Hierarchical Data Transformation


Bachelor thesis Not available

RDF, XML, JSON and many other formats represent hierarchical data. The hierarchical data are in a tree or forest-like structure. However, conversation/transformation between those formats is not always straightforward.

To be precise, transformations, like CVS, XML, and JSON to RDF, are simple and well-supported. The same is not true for the opposite direction. A solution? A language and processor designed for highly customizable and extensible transformation of hierarchical data. The objective is to design and implement this tool or its part.

A transformation (lifting) from CSV, JSON to RDF is handled using CSVW or JSON-LD. When it comes to XML, there is XSLT. JQ, or alternative solutions, can be employed to facilitate JSON to JSON transformation. In general, the transformations between formats require specific knowledge of languages and libraries.
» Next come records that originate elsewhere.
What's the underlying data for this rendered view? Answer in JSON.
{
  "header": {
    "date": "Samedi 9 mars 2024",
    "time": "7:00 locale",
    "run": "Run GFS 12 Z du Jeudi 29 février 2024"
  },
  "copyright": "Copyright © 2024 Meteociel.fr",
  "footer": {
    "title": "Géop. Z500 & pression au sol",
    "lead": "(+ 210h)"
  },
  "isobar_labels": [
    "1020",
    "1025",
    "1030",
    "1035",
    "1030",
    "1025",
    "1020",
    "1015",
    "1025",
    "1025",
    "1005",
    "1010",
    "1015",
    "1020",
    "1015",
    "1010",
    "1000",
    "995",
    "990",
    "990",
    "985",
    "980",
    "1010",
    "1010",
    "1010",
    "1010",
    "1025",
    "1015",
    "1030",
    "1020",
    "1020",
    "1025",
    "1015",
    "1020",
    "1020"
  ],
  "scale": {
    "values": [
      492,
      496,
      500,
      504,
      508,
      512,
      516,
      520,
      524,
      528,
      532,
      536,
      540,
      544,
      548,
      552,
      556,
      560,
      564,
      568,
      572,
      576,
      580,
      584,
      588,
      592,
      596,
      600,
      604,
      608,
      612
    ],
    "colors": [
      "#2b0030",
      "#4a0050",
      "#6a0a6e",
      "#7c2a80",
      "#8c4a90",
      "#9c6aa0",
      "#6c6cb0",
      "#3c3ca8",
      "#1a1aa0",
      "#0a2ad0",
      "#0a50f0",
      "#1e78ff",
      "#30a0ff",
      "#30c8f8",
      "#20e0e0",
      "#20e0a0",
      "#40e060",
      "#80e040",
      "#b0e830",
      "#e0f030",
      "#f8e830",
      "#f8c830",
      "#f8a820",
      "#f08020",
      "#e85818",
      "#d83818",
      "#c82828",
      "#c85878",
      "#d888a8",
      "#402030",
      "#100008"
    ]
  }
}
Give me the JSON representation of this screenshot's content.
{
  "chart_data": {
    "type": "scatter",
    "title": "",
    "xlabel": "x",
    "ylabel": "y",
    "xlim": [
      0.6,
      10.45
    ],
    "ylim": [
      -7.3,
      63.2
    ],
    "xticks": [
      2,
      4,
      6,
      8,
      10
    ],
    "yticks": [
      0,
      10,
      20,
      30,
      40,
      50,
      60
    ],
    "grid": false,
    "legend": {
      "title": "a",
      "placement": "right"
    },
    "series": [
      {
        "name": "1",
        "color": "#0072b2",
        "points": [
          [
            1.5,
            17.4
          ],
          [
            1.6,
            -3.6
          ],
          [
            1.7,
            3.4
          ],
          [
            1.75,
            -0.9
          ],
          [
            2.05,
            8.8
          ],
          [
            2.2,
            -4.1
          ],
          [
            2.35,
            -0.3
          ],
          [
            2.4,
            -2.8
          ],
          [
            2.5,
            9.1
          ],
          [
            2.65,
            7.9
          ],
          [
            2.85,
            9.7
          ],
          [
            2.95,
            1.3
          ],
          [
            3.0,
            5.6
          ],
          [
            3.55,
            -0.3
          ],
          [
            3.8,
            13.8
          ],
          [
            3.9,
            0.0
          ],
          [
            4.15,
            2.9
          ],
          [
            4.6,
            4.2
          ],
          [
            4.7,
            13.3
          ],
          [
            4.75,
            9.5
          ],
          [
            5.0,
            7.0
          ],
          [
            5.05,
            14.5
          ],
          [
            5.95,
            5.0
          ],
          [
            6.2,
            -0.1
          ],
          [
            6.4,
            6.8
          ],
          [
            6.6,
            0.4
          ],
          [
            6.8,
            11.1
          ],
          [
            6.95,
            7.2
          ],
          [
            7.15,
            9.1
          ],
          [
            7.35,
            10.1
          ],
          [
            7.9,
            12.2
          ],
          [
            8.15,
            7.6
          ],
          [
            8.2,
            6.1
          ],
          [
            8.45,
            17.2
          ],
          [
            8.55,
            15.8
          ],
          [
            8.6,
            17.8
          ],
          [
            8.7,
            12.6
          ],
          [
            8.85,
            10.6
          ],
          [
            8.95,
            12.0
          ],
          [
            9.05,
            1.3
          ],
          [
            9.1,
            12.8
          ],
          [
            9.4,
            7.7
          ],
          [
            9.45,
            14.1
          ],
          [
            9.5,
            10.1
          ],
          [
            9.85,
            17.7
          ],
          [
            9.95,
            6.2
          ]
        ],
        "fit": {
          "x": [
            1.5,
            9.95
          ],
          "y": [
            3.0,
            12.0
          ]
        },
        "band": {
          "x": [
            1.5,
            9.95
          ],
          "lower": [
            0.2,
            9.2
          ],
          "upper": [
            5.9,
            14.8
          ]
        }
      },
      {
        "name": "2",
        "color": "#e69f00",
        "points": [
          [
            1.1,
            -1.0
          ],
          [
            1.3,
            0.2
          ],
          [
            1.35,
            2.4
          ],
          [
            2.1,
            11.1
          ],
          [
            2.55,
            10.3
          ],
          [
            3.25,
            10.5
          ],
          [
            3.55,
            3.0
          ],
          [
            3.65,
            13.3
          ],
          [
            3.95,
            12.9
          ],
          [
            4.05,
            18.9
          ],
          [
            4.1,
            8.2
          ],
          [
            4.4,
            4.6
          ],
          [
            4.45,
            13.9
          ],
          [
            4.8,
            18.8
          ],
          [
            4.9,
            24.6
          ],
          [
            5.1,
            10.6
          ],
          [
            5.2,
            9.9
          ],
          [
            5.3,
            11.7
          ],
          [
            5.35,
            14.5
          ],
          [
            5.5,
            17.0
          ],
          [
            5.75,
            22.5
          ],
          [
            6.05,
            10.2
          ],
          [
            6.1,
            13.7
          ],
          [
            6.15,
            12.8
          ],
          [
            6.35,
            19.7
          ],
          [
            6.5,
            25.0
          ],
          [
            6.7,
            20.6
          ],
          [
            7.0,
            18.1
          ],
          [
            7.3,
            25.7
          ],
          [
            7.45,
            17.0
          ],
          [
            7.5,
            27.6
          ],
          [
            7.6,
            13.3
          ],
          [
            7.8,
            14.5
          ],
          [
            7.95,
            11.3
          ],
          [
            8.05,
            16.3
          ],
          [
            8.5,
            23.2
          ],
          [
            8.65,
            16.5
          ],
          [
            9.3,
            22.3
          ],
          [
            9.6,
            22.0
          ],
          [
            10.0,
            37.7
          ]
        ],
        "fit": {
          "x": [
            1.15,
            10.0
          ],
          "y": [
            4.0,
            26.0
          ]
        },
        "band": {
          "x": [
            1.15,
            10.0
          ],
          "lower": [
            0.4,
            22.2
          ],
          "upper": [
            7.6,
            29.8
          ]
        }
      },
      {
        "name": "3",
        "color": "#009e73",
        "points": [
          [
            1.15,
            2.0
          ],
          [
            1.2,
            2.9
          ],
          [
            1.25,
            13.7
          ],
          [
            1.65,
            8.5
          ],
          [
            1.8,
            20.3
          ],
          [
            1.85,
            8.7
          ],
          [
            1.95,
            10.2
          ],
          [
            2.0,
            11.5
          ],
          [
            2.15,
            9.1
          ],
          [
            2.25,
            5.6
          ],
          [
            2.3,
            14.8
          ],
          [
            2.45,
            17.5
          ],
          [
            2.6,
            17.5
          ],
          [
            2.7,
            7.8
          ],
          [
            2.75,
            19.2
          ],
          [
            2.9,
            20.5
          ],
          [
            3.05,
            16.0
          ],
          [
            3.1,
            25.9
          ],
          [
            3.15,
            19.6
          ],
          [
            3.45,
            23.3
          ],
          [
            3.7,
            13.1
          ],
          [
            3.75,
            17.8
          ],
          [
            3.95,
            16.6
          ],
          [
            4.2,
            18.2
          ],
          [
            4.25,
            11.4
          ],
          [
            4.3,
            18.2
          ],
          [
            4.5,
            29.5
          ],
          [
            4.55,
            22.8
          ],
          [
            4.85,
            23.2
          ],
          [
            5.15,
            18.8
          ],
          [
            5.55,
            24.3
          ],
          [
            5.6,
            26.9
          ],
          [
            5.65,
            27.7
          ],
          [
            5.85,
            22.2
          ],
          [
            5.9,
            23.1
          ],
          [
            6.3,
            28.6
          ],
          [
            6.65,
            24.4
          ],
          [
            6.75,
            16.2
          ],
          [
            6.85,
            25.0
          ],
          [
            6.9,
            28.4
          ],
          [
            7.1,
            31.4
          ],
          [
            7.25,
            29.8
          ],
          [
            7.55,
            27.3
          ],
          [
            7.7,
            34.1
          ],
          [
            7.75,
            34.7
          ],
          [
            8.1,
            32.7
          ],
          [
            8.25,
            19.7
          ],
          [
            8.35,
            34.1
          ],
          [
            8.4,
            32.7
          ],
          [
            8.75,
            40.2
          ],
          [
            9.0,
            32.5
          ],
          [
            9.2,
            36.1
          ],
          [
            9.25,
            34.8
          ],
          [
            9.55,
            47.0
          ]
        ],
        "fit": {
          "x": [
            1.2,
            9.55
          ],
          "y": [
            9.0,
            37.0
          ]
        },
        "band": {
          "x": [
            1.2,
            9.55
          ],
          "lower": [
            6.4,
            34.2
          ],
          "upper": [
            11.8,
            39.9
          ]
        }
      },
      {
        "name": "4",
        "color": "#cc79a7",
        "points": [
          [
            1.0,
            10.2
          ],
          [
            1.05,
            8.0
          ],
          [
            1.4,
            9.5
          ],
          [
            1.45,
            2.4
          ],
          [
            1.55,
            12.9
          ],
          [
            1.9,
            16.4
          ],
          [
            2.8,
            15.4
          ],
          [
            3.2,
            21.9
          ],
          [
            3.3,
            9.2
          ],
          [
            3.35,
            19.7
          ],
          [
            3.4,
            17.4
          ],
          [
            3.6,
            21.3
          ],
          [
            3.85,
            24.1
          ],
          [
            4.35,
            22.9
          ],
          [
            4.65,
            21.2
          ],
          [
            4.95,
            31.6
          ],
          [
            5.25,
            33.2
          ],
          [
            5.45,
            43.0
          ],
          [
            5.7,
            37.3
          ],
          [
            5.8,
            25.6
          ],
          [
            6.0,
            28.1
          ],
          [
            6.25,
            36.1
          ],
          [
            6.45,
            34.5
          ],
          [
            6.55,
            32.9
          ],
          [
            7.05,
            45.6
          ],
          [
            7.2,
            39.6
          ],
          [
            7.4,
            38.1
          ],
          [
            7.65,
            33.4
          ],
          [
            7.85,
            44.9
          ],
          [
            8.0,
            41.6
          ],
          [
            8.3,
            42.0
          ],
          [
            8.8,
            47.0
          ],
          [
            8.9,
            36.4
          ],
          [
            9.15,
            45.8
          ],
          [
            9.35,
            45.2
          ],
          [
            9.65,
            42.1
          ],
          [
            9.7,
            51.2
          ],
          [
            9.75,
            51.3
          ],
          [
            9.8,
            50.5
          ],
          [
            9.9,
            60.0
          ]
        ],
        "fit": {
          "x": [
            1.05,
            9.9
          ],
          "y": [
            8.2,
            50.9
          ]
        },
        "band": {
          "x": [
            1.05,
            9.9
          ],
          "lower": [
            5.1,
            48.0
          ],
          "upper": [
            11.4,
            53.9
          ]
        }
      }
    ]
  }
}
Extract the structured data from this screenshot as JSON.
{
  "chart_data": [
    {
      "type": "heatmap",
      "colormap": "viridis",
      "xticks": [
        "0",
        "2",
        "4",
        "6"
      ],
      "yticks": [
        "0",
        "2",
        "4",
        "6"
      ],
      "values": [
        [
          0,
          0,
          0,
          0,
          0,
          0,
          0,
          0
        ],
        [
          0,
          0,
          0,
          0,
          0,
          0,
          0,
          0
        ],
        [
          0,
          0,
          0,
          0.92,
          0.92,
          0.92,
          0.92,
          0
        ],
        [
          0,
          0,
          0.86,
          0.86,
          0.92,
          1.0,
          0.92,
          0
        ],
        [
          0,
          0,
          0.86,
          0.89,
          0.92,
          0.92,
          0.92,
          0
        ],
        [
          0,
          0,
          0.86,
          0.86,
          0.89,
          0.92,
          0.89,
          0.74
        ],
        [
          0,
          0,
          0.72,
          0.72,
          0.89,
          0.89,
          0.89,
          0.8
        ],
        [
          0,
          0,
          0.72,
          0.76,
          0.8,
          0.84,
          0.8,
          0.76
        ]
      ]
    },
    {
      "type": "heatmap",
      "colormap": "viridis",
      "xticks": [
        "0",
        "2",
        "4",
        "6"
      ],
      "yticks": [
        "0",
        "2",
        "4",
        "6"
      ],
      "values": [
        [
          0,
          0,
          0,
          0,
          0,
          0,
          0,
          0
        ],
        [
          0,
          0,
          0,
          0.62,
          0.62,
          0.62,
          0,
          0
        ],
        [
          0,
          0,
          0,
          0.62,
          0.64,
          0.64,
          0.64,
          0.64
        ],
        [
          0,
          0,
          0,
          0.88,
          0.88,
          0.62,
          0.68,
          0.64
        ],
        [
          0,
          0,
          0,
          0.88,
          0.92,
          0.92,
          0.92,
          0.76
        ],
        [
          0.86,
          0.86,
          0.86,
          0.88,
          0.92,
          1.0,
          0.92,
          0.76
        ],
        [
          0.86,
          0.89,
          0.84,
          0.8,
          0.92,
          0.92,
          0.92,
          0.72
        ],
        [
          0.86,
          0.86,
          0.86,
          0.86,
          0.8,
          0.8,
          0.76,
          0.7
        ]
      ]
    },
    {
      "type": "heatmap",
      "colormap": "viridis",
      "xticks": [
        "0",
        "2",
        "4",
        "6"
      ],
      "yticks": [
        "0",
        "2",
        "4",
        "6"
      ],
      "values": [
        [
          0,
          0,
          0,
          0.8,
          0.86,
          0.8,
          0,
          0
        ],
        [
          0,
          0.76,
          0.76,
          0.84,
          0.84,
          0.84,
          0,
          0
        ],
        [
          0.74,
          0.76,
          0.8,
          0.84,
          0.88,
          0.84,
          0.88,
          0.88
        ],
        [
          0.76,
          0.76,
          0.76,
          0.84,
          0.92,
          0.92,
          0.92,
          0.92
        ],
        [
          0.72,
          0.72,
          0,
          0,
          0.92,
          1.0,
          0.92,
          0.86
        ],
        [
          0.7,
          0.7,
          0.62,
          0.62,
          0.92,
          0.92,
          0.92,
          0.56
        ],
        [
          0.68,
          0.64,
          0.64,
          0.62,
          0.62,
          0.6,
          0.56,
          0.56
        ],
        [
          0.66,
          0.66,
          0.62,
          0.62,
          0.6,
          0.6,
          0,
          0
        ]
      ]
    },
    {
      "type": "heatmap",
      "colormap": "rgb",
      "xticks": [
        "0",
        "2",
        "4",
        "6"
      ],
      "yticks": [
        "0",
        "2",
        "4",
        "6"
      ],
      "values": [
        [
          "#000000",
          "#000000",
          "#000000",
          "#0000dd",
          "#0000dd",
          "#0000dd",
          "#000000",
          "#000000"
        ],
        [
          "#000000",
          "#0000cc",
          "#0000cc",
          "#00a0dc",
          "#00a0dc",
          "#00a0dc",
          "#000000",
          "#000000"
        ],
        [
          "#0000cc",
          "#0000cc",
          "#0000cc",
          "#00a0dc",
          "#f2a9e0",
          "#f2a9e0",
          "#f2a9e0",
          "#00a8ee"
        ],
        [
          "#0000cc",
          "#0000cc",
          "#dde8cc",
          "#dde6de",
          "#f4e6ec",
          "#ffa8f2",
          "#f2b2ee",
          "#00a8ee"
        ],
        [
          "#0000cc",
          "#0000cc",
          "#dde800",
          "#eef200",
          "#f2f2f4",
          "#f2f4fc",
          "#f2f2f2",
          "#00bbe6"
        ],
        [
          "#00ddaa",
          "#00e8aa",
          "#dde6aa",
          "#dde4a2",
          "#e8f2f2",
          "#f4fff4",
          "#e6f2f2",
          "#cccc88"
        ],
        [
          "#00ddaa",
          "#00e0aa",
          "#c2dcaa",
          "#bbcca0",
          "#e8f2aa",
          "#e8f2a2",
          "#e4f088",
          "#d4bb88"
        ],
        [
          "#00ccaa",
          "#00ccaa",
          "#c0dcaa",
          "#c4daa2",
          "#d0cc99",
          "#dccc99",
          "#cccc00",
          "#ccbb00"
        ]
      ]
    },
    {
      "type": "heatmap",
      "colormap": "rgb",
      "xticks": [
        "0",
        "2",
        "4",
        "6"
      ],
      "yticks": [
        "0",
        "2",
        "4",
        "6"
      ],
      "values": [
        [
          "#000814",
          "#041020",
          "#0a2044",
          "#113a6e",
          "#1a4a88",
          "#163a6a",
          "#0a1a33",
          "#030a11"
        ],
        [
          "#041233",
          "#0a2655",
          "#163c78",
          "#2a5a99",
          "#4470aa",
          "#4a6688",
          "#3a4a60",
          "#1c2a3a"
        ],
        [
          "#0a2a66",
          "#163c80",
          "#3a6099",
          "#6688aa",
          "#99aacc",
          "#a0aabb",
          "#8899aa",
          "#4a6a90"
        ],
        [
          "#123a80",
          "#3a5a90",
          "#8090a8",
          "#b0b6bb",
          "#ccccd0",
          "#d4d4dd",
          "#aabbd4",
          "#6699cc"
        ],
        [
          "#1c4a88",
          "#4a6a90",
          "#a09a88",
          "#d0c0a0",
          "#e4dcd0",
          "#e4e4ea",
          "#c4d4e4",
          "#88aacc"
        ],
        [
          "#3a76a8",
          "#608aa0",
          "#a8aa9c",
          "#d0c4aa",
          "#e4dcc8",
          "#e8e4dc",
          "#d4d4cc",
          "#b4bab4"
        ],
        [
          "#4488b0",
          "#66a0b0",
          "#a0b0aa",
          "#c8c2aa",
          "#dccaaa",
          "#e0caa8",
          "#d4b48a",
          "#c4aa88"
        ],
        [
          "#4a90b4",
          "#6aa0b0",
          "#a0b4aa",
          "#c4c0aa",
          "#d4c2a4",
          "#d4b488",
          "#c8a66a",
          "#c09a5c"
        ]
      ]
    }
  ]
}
In addition, many transformation tools and languages provide functionality far beyond an ordinary use case, i.e. the tools are too powerful and complex. This creates a space for a new tool focusing on a unified data model, simplicity and extensibility. The main idea is that all the formats can be described as hierarchical. With this abstraction, we can define unifying transformation language for a limited set of operations. The differences between the formats may then be addressed by utilizing different data models. For example, the difference between JSON and XML may be the existence of an artificial node @attribute that would provide access to attributes.

The project should build upon the existing implementation of hierarchical data transformation.